In 2015, the American Civil Liberties Union and the Southern Poverty Law Center filed suit to force improvements at EMCF. The suit alleges a range of horrors that have plagued mental institutions forever: rapes, beatings, cruelty, failure to medicate. As part of the evidence reviewed by Judge William Barbour, a captain at the prison said in a deposition that prisoner-on-prisoner violence was commonplace, that corrections officers were poorly trained, and that guards facilitated inmate violence by opening cell doors and then failed to intervene when prisoners were assaulted.
Guards arranged for prisoners to attack one another, ignored fires set by inmates to signal distress, and allowed prisoners to trade whiskey and cellphones.
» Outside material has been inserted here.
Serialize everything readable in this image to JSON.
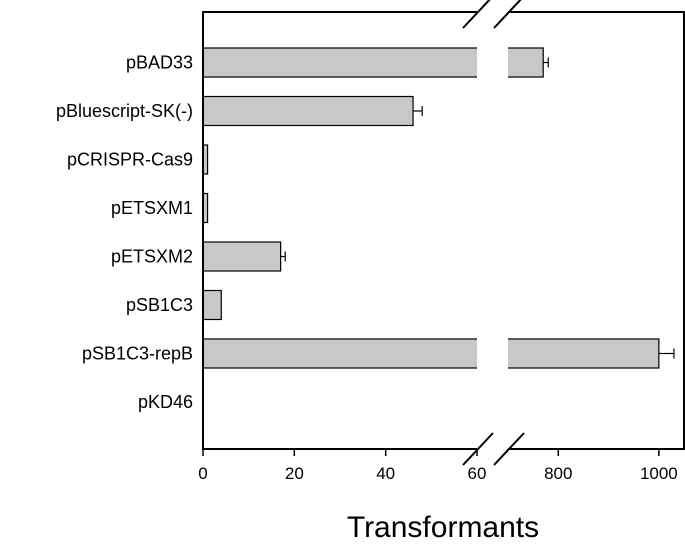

Mentally ill were locked in solitary confinement for weeks at a time. Plumbing failures. Roaches. Filth. Rats. Watered-down gruel. One mentally ill patient sliced himself up and was left for hours on his cell floor to bleed to death. The list of atrocities is long.
Time marches on. There is nothing new under the sun. The horror of EMCF is repeated time and time again, especially in poorer places where money is lacking.
Let’s hope this lawsuit can make some small dent in our collective consciousness. Let’s hope that, in the march of progress, civilized society can one day learn to care for the mentally ill like we do those suffering from heart disease and cancer.
Wyatt Emmerich is president of Emmerich Newspapers, Inc. in Jackson.